The South Selkirk program left seven to 10 wolves alive because they were not targeting caribou, and their movements continue to be tracked. That mountain caribou herd is down to 14, compared to 18 last year and 46 in 2009.
The South Peace herds have also seen significant losses from wolves, with 37 per cent of adult mortalities confirmed as wolf kills. Four herds in the region, the Quintette, Moberly, Scott and Kennedy-Siding, were targeted in the wolf removal program.
The 700-member Graham herd, the largest in the South Peace, is being left without protection as a control group.
The program to shoot wolves from the air was a last resort after targeted hunting and trapping of wolves proved inadequate, sometimes splitting up wolf packs and increasing predation of caribou.
The South Selkirk herd has been subject to intensive protection efforts on both sides of the Canada-U.S. border.
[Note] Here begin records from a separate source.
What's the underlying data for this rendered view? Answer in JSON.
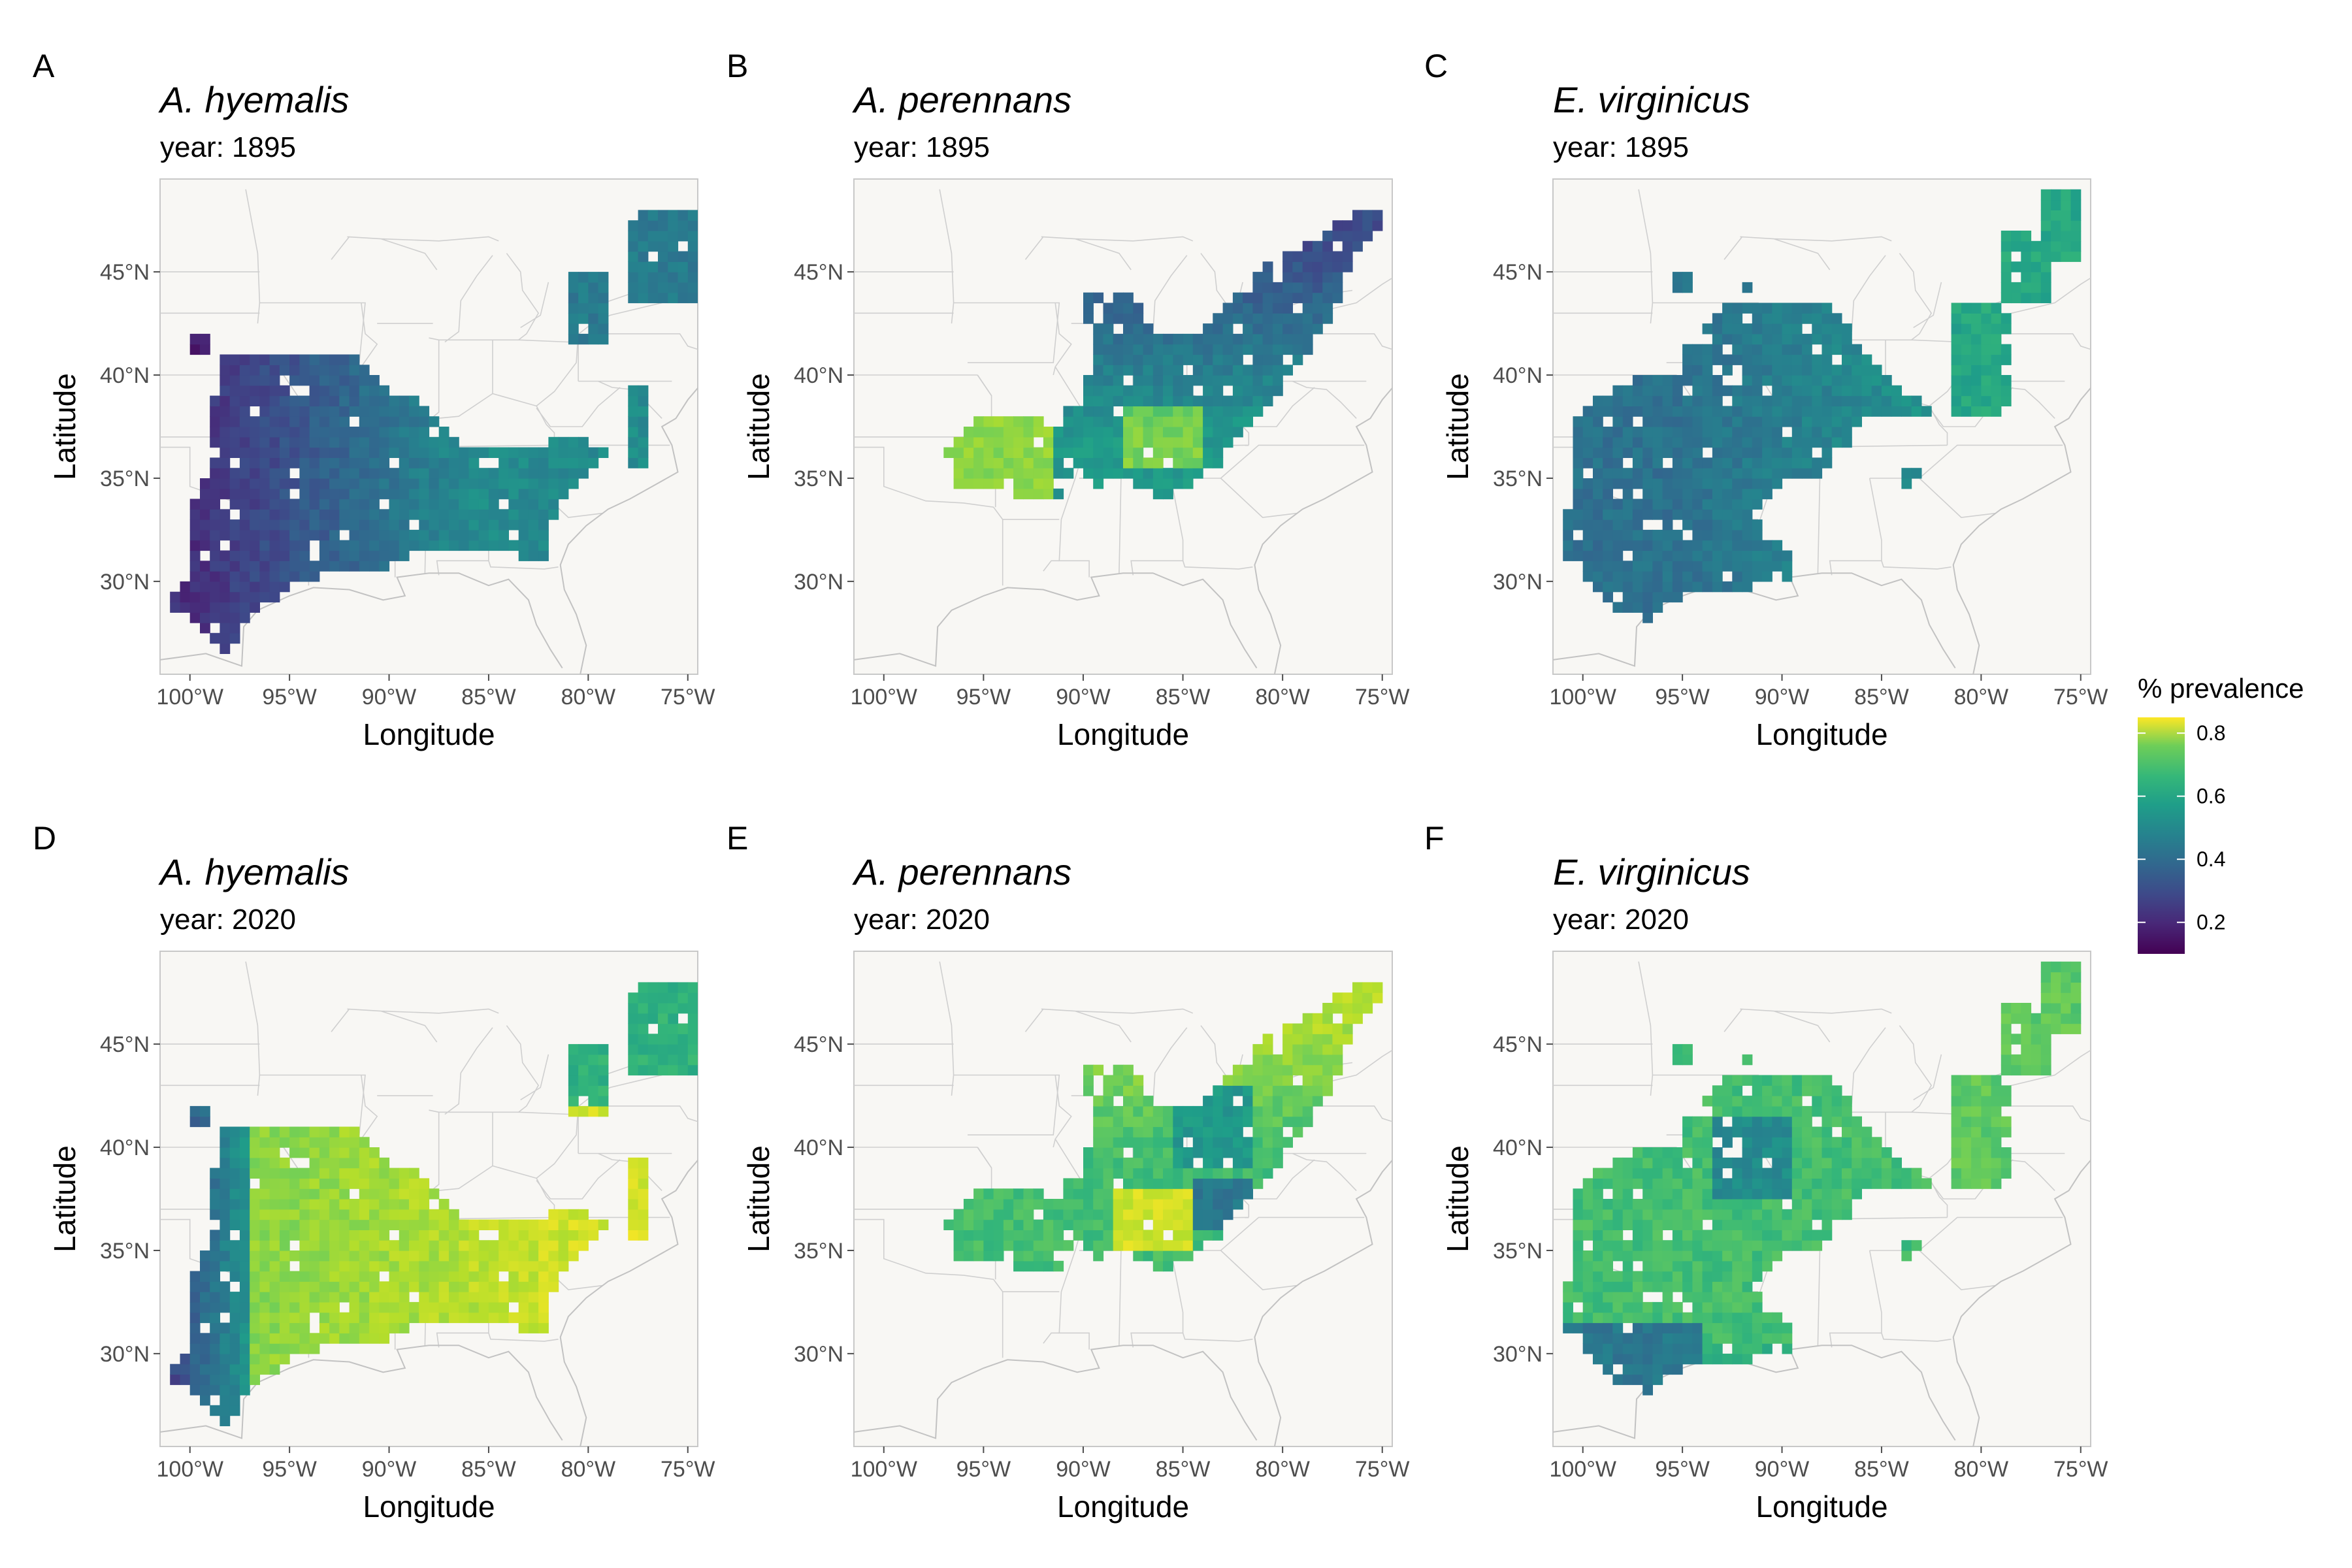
{
  "figure": {
    "legend": {
      "title": "% prevalence",
      "ticks": [
        "0.2",
        "0.4",
        "0.6",
        "0.8"
      ],
      "tick_values": [
        0.2,
        0.4,
        0.6,
        0.8
      ],
      "range": [
        0.1,
        0.85
      ],
      "colormap": "viridis"
    },
    "colors": {
      "background": "#f8f7f4",
      "border": "#c8c8c8",
      "state_lines": "#cfcfcf"
    },
    "axes": {
      "x_title": "Longitude",
      "y_title": "Latitude",
      "x_ticks": [
        "100°W",
        "95°W",
        "90°W",
        "85°W",
        "80°W",
        "75°W"
      ],
      "x_tick_values": [
        -100,
        -95,
        -90,
        -85,
        -80,
        -75
      ],
      "y_ticks": [
        "30°N",
        "35°N",
        "40°N",
        "45°N"
      ],
      "y_tick_values": [
        30,
        35,
        40,
        45
      ],
      "xlim": [
        -101.5,
        -74.5
      ],
      "ylim": [
        25.5,
        49.5
      ]
    },
    "panels": [
      {
        "letter": "A",
        "species": "A. hyemalis",
        "year": "year: 1895",
        "shape": "hyemalis",
        "trend": "early"
      },
      {
        "letter": "B",
        "species": "A. perennans",
        "year": "year: 1895",
        "shape": "perennans",
        "trend": "early"
      },
      {
        "letter": "C",
        "species": "E. virginicus",
        "year": "year: 1895",
        "shape": "virginicus",
        "trend": "early"
      },
      {
        "letter": "D",
        "species": "A. hyemalis",
        "year": "year: 2020",
        "shape": "hyemalis",
        "trend": "late"
      },
      {
        "letter": "E",
        "species": "A. perennans",
        "year": "year: 2020",
        "shape": "perennans",
        "trend": "late"
      },
      {
        "letter": "F",
        "species": "E. virginicus",
        "year": "year: 2020",
        "shape": "virginicus",
        "trend": "late"
      }
    ]
  }
}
In 2007 the province banned logging and roadbuilding in its 2.2 million-hectare B.C. range and restricted off-road recreatioin to reduce human disturbance.
In the Peace region, restrictions were approved in 2012 to protect 498,000 hectares of high elevation winter range.
The modern program began in 2003, after decades of managed hunting and other wolf control measures.
For the first part of the 20th century, B.C. offered a bounty on wolves that ended in 1955. Beginning in 1950, baits laced with poison were used in bait stations and later dropped onto frozen lakes and rivers, which killed other species as well as wolves.
Large-scale poisoning in wilderness areas was suspended in 1960, but targeted baiting to protect livestock continued until 1999.